To be fair, not all sellers will be interested (or even understand) the concept outlined. Your better gamble is to find a land that the owner has great interest in selling, whether because they are moving, a divorce settlement, or frustration with tenants.

Actually, if you maybe currently renting and considering using this approach perhaps the owner would be glad to assist you! There are a few variations that could be used depending upon you and your seller. Do they desire the market price or are they just eager to get out from the monthly payments – perhaps facing foreclosure?

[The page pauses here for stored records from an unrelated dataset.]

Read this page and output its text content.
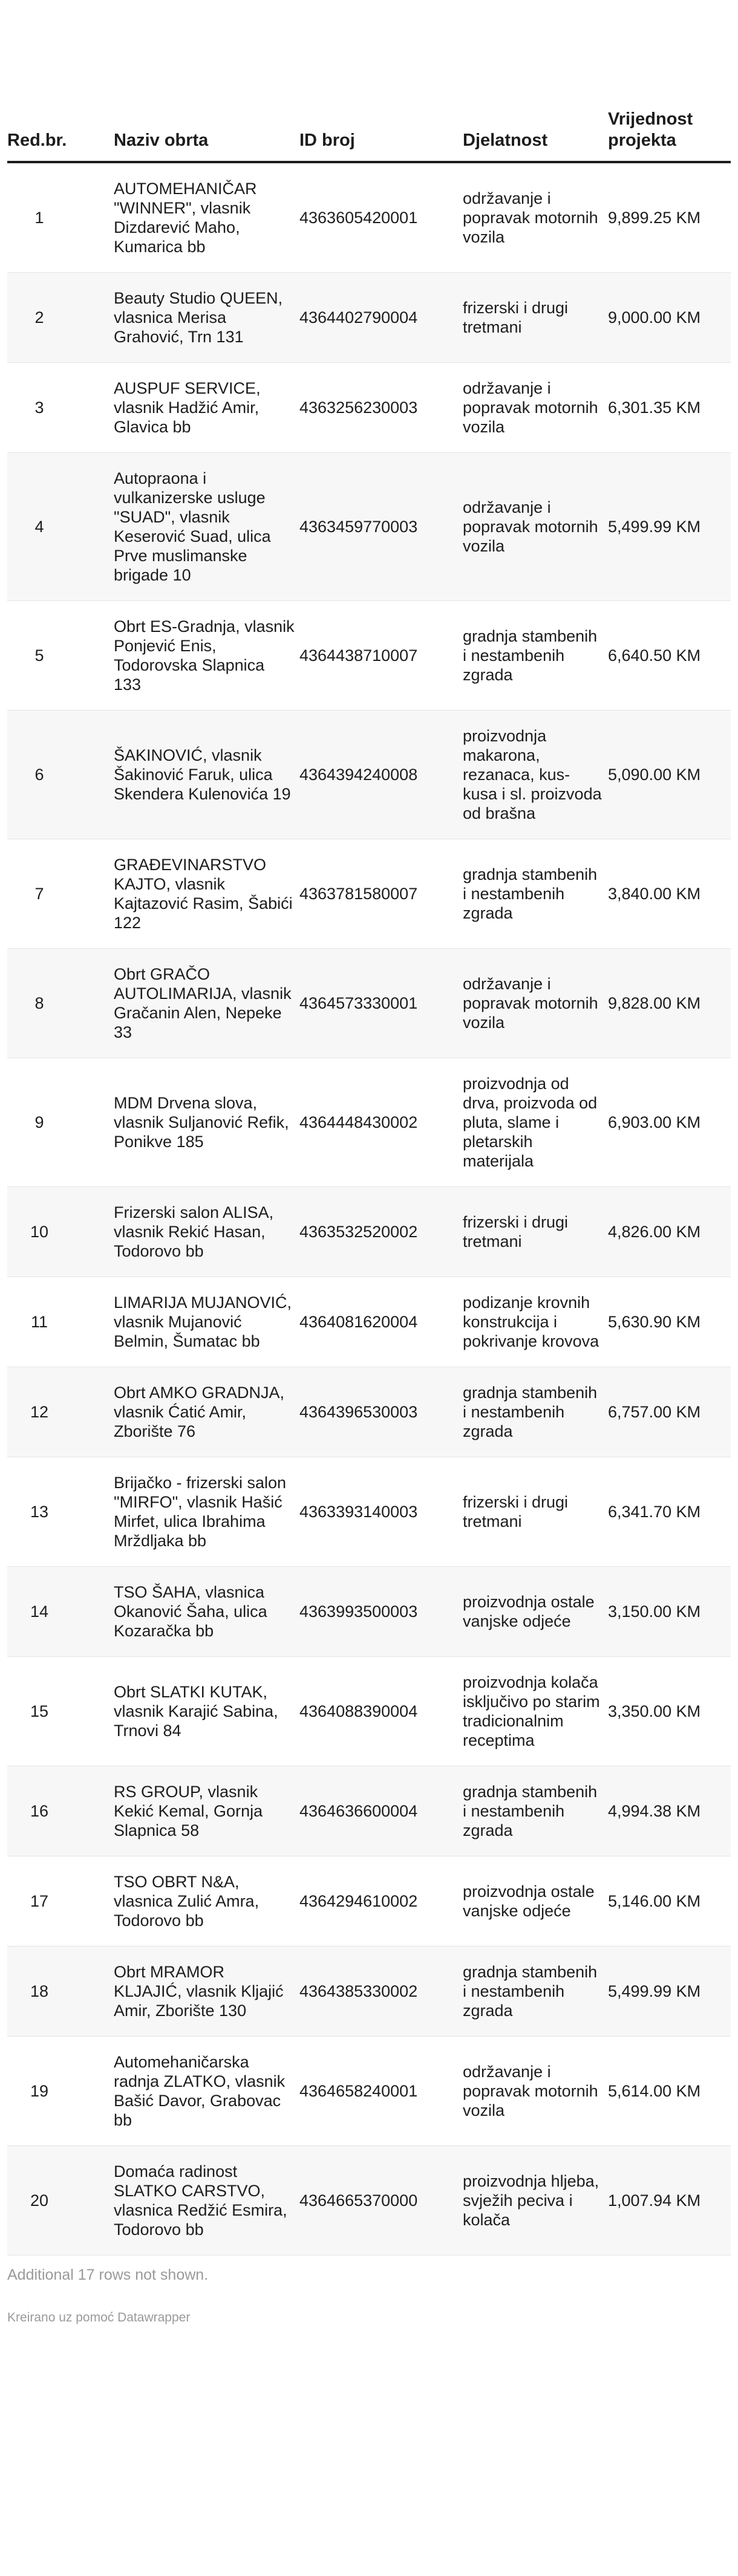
Red.br.	Naziv obrta	ID broj	Djelatnost	Vrijednost projekta
1	AUTOMEHANIČAR "WINNER", vlasnik Dizdarević Maho, Kumarica bb	4363605420001	održavanje i popravak motornih vozila	9,899.25 KM
2	Beauty Studio QUEEN, vlasnica Merisa Grahović, Trn 131	4364402790004	frizerski i drugi tretmani	9,000.00 KM
3	AUSPUF SERVICE, vlasnik Hadžić Amir, Glavica bb	4363256230003	održavanje i popravak motornih vozila	6,301.35 KM
4	Autopraona i vulkanizerske usluge "SUAD", vlasnik Keserović Suad, ulica Prve muslimanske brigade 10	4363459770003	održavanje i popravak motornih vozila	5,499.99 KM
5	Obrt ES-Gradnja, vlasnik Ponjević Enis, Todorovska Slapnica 133	4364438710007	gradnja stambenih i nestambenih zgrada	6,640.50 KM
6	ŠAKINOVIĆ, vlasnik Šakinović Faruk, ulica Skendera Kulenovića 19	4364394240008	proizvodnja makarona, rezanaca, kus-kusa i sl. proizvoda od brašna	5,090.00 KM
7	GRAĐEVINARSTVO KAJTO, vlasnik Kajtazović Rasim, Šabići 122	4363781580007	gradnja stambenih i nestambenih zgrada	3,840.00 KM
8	Obrt GRAČO AUTOLIMARIJA, vlasnik Gračanin Alen, Nepeke 33	4364573330001	održavanje i popravak motornih vozila	9,828.00 KM
9	MDM Drvena slova, vlasnik Suljanović Refik, Ponikve 185	4364448430002	proizvodnja od drva, proizvoda od pluta, slame i pletarskih materijala	6,903.00 KM
10	Frizerski salon ALISA, vlasnik Rekić Hasan, Todorovo bb	4363532520002	frizerski i drugi tretmani	4,826.00 KM
11	LIMARIJA MUJANOVIĆ, vlasnik Mujanović Belmin, Šumatac bb	4364081620004	podizanje krovnih konstrukcija i pokrivanje krovova	5,630.90 KM
12	Obrt AMKO GRADNJA, vlasnik Ćatić Amir, Zborište 76	4364396530003	gradnja stambenih i nestambenih zgrada	6,757.00 KM
13	Brijačko - frizerski salon "MIRFO", vlasnik Hašić Mirfet, ulica Ibrahima Mrždljaka bb	4363393140003	frizerski i drugi tretmani	6,341.70 KM
14	TSO ŠAHA, vlasnica Okanović Šaha, ulica Kozaračka bb	4363993500003	proizvodnja ostale vanjske odjeće	3,150.00 KM
15	Obrt SLATKI KUTAK, vlasnik Karajić Sabina, Trnovi 84	4364088390004	proizvodnja kolača isključivo po starim tradicionalnim receptima	3,350.00 KM
16	RS GROUP, vlasnik Kekić Kemal, Gornja Slapnica 58	4364636600004	gradnja stambenih i nestambenih zgrada	4,994.38 KM
17	TSO OBRT N&A, vlasnica Zulić Amra, Todorovo bb	4364294610002	proizvodnja ostale vanjske odjeće	5,146.00 KM
18	Obrt MRAMOR KLJAJIĆ, vlasnik Kljajić Amir, Zborište 130	4364385330002	gradnja stambenih i nestambenih zgrada	5,499.99 KM
19	Automehaničarska radnja ZLATKO, vlasnik Bašić Davor, Grabovac bb	4364658240001	održavanje i popravak motornih vozila	5,614.00 KM
20	Domaća radinost SLATKO CARSTVO, vlasnica Redžić Esmira, Todorovo bb	4364665370000	proizvodnja hljeba, svježih peciva i kolača	1,007.94 KM
Additional 17 rows not shown.
Kreirano uz pomoć Datawrapper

The simplest way is to consider taking over their mortgage obligations – called ‘assuming’ the mortgage. You will need to be approved by the first lender to presume the mortgage. If you cannot get approved for an assumable mortgage you could also try a ‘subject to’ assumption where you merely make repayments while the property stays in the seller’s name.

You take over the first mortgage and make a 2nd mortgage on the remaining cost of the property with the seller. Offer a high, interest-only payment for a short time frame – 2 or 3 years. Rather than having the money sit in a bank they can be collecting a high interest over two or three years with the remainder due in full at the end of the investment term.

When the term draws to a close you should be able to refinance the cost, or you can sell. Unless you hit a genuine bad market the value of the house should have risen by then.

A lot of mortgage lenders merely need to make a good investment. While your local bank may still be scared there are a lot of financial lenders that would like to make a deal. Financiers like real estate. The mortgage is mostly around 60-70% of the value of the land, so as long as they understand they get their money back in the value of the land if you default, they do not care what sort of income you make. Conclude the deal with a 2nd mortgage done with the seller. In case you default they can still foreclose on the property and sell it, paying down the existing mortgage in the proceeds.

Now you can see the complete picture. It is good that seller and buyer may work hand in hand. In the event they can’t wait for a sale, you may still give them their initial price with a little versatility on their part.